To target every variation of 3 word phrases to cover every Mr./Mrs. Motivated Buyer querying habits you will need tons of web pages that repeatedly repurpose the same/similar material.
Off site/page text anchors add weight to onsite relevancy but a three word anchor such as "bright blue widgets" has its highest weight on queries of "bright blue widgets" thus if the query is "bright green widgets" -- the weight is diluted.
By using "widgets" as the primary anchor the repetition develops your site as an authority on widgets not just blue ones or bright ones or bright blue ones.
In this case -- a targeted three word phrase only needs two words of the three on page content (with word density better than competitors), and two word keyphrase only needs one word, which has two distinct advantages:
1. better on page text copy (ever seen this on a web page)
Widgets.com buys, sells, and trades multi color widgets such as: blue widgets, red widgets, green widgets, white widgets, and many more widgets.
Would this be better:
Widgets.com buys, sells, and trades multi color widgets in blue, red, green, white, and many more.
How many suggested spam sites are report here where the member quotes "...and they don't even have that keyword on the page"... why?

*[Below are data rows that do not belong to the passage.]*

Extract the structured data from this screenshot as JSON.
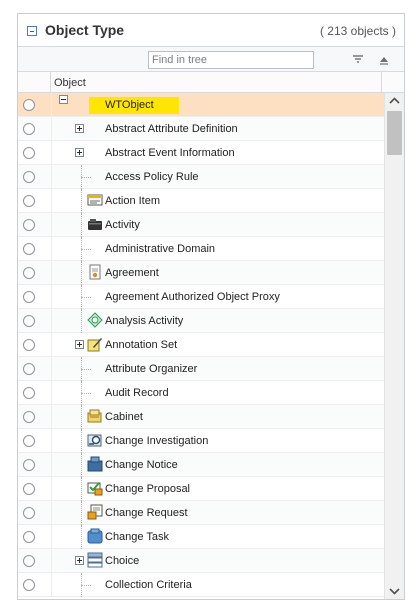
{
  "panel": {
    "title": "Object Type",
    "count": "( 213 objects )",
    "search": {
      "placeholder": "Find in tree",
      "value": ""
    },
    "column_header": "Object"
  },
  "tree": {
    "root": {
      "label": "WTObject",
      "selected": true
    },
    "items": [
      {
        "label": "Abstract Attribute Definition",
        "expander": "plus",
        "icon": ""
      },
      {
        "label": "Abstract Event Information",
        "expander": "plus",
        "icon": ""
      },
      {
        "label": "Access Policy Rule",
        "expander": "",
        "icon": ""
      },
      {
        "label": "Action Item",
        "expander": "",
        "icon": "action-item-icon"
      },
      {
        "label": "Activity",
        "expander": "",
        "icon": "activity-icon"
      },
      {
        "label": "Administrative Domain",
        "expander": "",
        "icon": ""
      },
      {
        "label": "Agreement",
        "expander": "",
        "icon": "agreement-icon"
      },
      {
        "label": "Agreement Authorized Object Proxy",
        "expander": "",
        "icon": ""
      },
      {
        "label": "Analysis Activity",
        "expander": "",
        "icon": "analysis-activity-icon"
      },
      {
        "label": "Annotation Set",
        "expander": "plus",
        "icon": "annotation-set-icon"
      },
      {
        "label": "Attribute Organizer",
        "expander": "",
        "icon": ""
      },
      {
        "label": "Audit Record",
        "expander": "",
        "icon": ""
      },
      {
        "label": "Cabinet",
        "expander": "",
        "icon": "cabinet-icon"
      },
      {
        "label": "Change Investigation",
        "expander": "",
        "icon": "change-investigation-icon"
      },
      {
        "label": "Change Notice",
        "expander": "",
        "icon": "change-notice-icon"
      },
      {
        "label": "Change Proposal",
        "expander": "",
        "icon": "change-proposal-icon"
      },
      {
        "label": "Change Request",
        "expander": "",
        "icon": "change-request-icon"
      },
      {
        "label": "Change Task",
        "expander": "",
        "icon": "change-task-icon"
      },
      {
        "label": "Choice",
        "expander": "plus",
        "icon": "choice-icon"
      },
      {
        "label": "Collection Criteria",
        "expander": "",
        "icon": ""
      }
    ]
  },
  "colors": {
    "selected_row": "#fde0c1",
    "highlight": "#ffe600",
    "border": "#c9ced4",
    "accent": "#2d5f9a"
  }
}
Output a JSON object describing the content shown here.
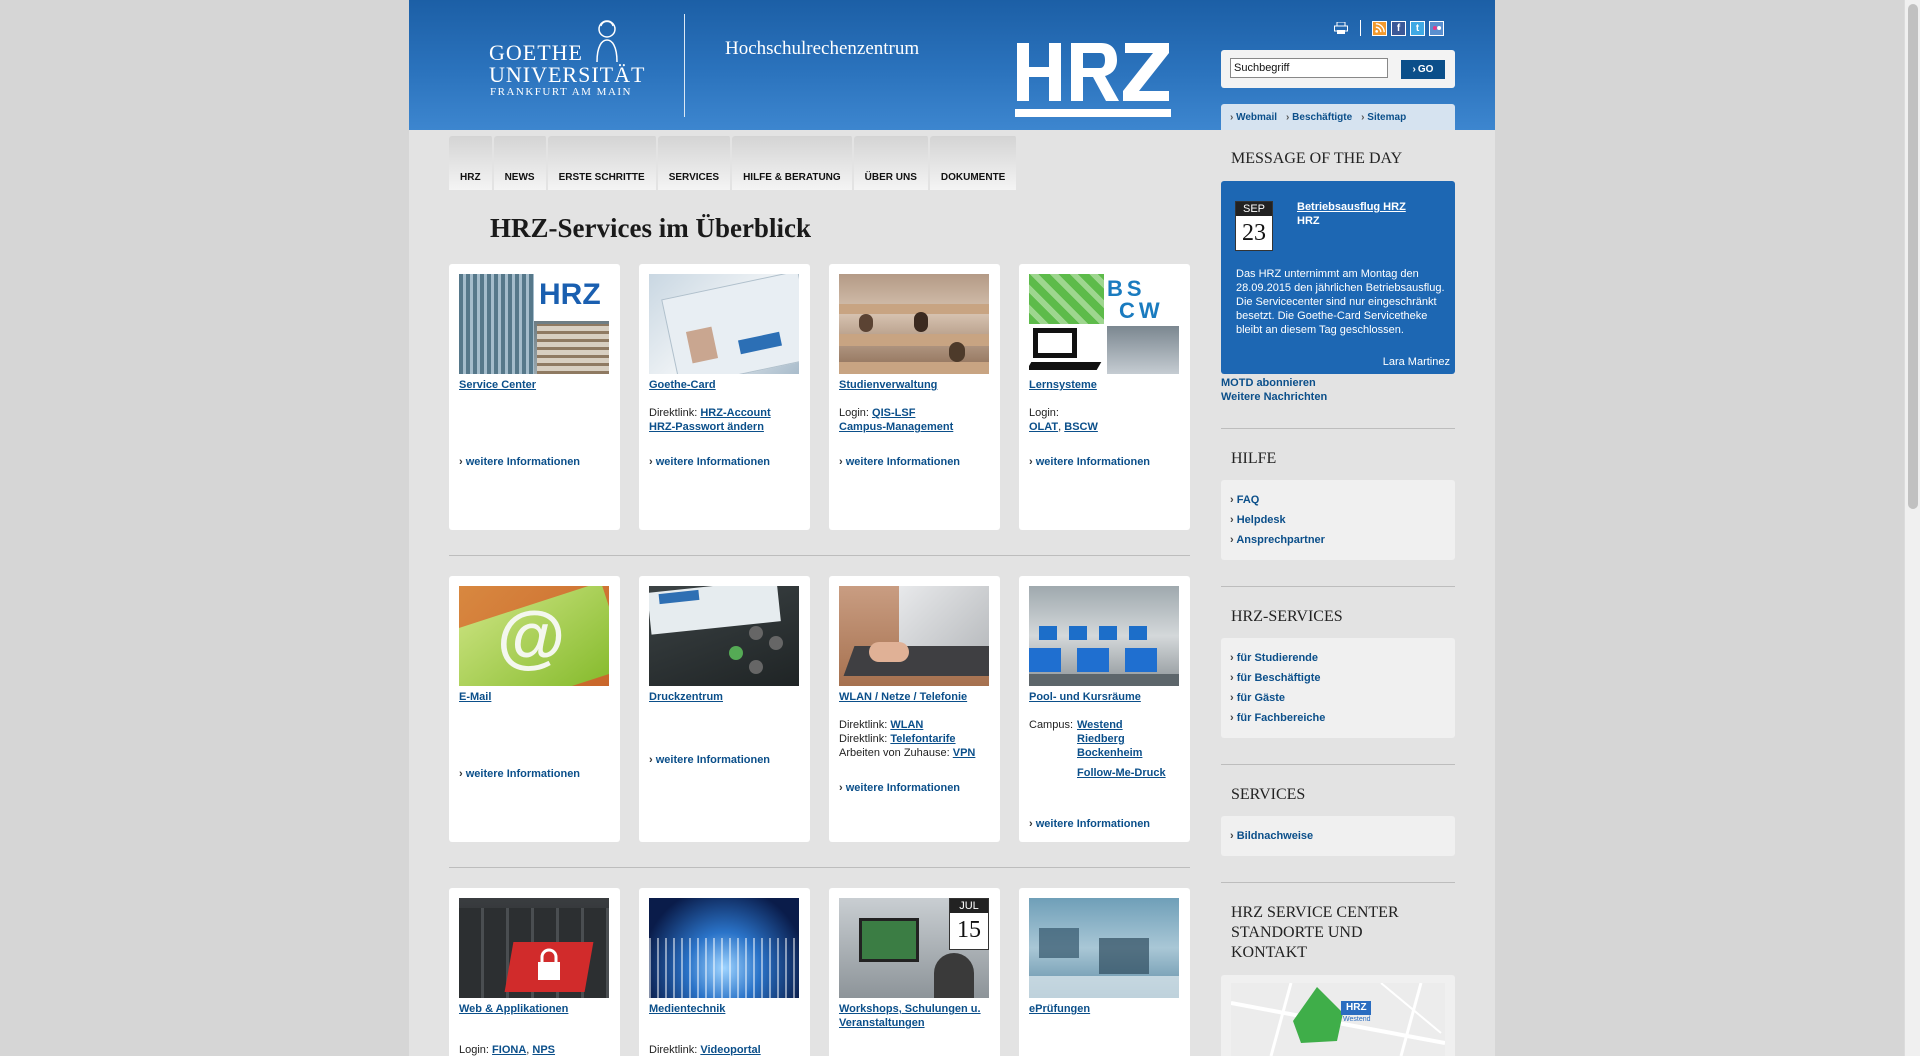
{
  "header": {
    "logo": {
      "line1": "GOETHE",
      "line2": "UNIVERSITÄT",
      "line3": "FRANKFURT AM MAIN"
    },
    "unit_title": "Hochschulrechenzentrum",
    "hrz_logo": "HRZ",
    "icons": [
      "print-icon",
      "rss-icon",
      "facebook-icon",
      "twitter-icon",
      "flickr-icon"
    ],
    "search": {
      "value": "Suchbegriff",
      "go_label": "GO"
    },
    "quicklinks": [
      "Webmail",
      "Beschäftigte",
      "Sitemap"
    ]
  },
  "nav": [
    "HRZ",
    "NEWS",
    "ERSTE SCHRITTE",
    "SERVICES",
    "HILFE & BERATUNG",
    "ÜBER UNS",
    "DOKUMENTE"
  ],
  "page_title": "HRZ-Services im Überblick",
  "cards": {
    "service_center": {
      "title": "Service Center",
      "more": "weitere Informationen",
      "img_text": "HRZ"
    },
    "goethe_card": {
      "title": "Goethe-Card",
      "prefix": "Direktlink:",
      "link1": "HRZ-Account",
      "link2": "HRZ-Passwort ändern",
      "more": "weitere Informationen"
    },
    "studienverwaltung": {
      "title": "Studienverwaltung",
      "prefix": "Login:",
      "link1": "QIS-LSF",
      "link2": "Campus-Management",
      "more": "weitere Informationen"
    },
    "lernsysteme": {
      "title": "Lernsysteme",
      "prefix": "Login:",
      "link1": "OLAT",
      "sep": ",",
      "link2": "BSCW",
      "more": "weitere Informationen"
    },
    "email": {
      "title": "E-Mail",
      "more": "weitere Informationen"
    },
    "druckzentrum": {
      "title": "Druckzentrum",
      "more": "weitere Informationen"
    },
    "wlan": {
      "title": "WLAN / Netze / Telefonie",
      "l1": "Direktlink:",
      "a1": "WLAN",
      "l2": "Direktlink:",
      "a2": "Telefontarife",
      "l3": "Arbeiten von Zuhause:",
      "a3": "VPN",
      "more": "weitere Informationen"
    },
    "pool": {
      "title": "Pool- und Kursräume",
      "prefix": "Campus:",
      "links": [
        "Westend",
        "Riedberg",
        "Bockenheim"
      ],
      "extra": "Follow-Me-Druck",
      "more": "weitere Informationen"
    },
    "web": {
      "title": "Web & Applikationen",
      "prefix": "Login:",
      "link1": "FIONA",
      "link2": "NPS"
    },
    "medientechnik": {
      "title": "Medientechnik",
      "prefix": "Direktlink:",
      "link1": "Videoportal"
    },
    "workshops": {
      "title": "Workshops, Schulungen u. Veranstaltungen",
      "cal_month": "JUL",
      "cal_day": "15"
    },
    "epruefungen": {
      "title": "ePrüfungen"
    }
  },
  "sidebar": {
    "motd_heading": "MESSAGE OF THE DAY",
    "motd": {
      "month": "SEP",
      "day": "23",
      "title": "Betriebsausflug HRZ",
      "subtitle": "HRZ",
      "body": "Das HRZ unternimmt am Montag den 28.09.2015 den jährlichen Betriebsausflug. Die Servicecenter sind nur eingeschränkt besetzt. Die Goethe-Card Servicetheke bleibt an diesem Tag geschlossen.",
      "author": "Lara Martinez"
    },
    "motd_links": [
      "MOTD abonnieren",
      "Weitere Nachrichten"
    ],
    "hilfe": {
      "heading": "HILFE",
      "items": [
        "FAQ",
        "Helpdesk",
        "Ansprechpartner"
      ]
    },
    "hrz_services": {
      "heading": "HRZ-SERVICES",
      "items": [
        "für Studierende",
        "für Beschäftigte",
        "für Gäste",
        "für Fachbereiche"
      ]
    },
    "services": {
      "heading": "SERVICES",
      "items": [
        "Bildnachweise"
      ]
    },
    "service_center": {
      "heading_l1": "HRZ SERVICE CENTER",
      "heading_l2": "STANDORTE UND",
      "heading_l3": "KONTAKT",
      "map_label": "HRZ",
      "map_sub": "Westend"
    }
  },
  "colors": {
    "header_blue": "#1c5fa6",
    "link_blue": "#0b4f8a",
    "motd_blue": "#1d67b3"
  }
}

2. More keyphrases actually targeted and ranked per web page.
Another way of looking at this is, would Mr./Mrs. Motivated Buyer rather buy one, or 2 for 1, or 3 for 1.
This is exactly what you get by pushing off-site content at the highest common denominator.
You can never be an authority on anything if you view the web from "your site only".
[edited by: fathom at 6:56 am (utc) on Jan. 6, 2003]
Yep, and everyone of those phrases after the first one contains the word cds...
If you want conversions, focus on keyphrases that convert. Some dolt typing in "buy cds" probably won't, but he might be typing in "but korn cds".
Just as an afterthought, forget about Overture for finding "natural" search phrases.
>>No specific keywords
Those aren't. Trust me.
Links (other sites) with the singular keyword as the anchor text would be the best course.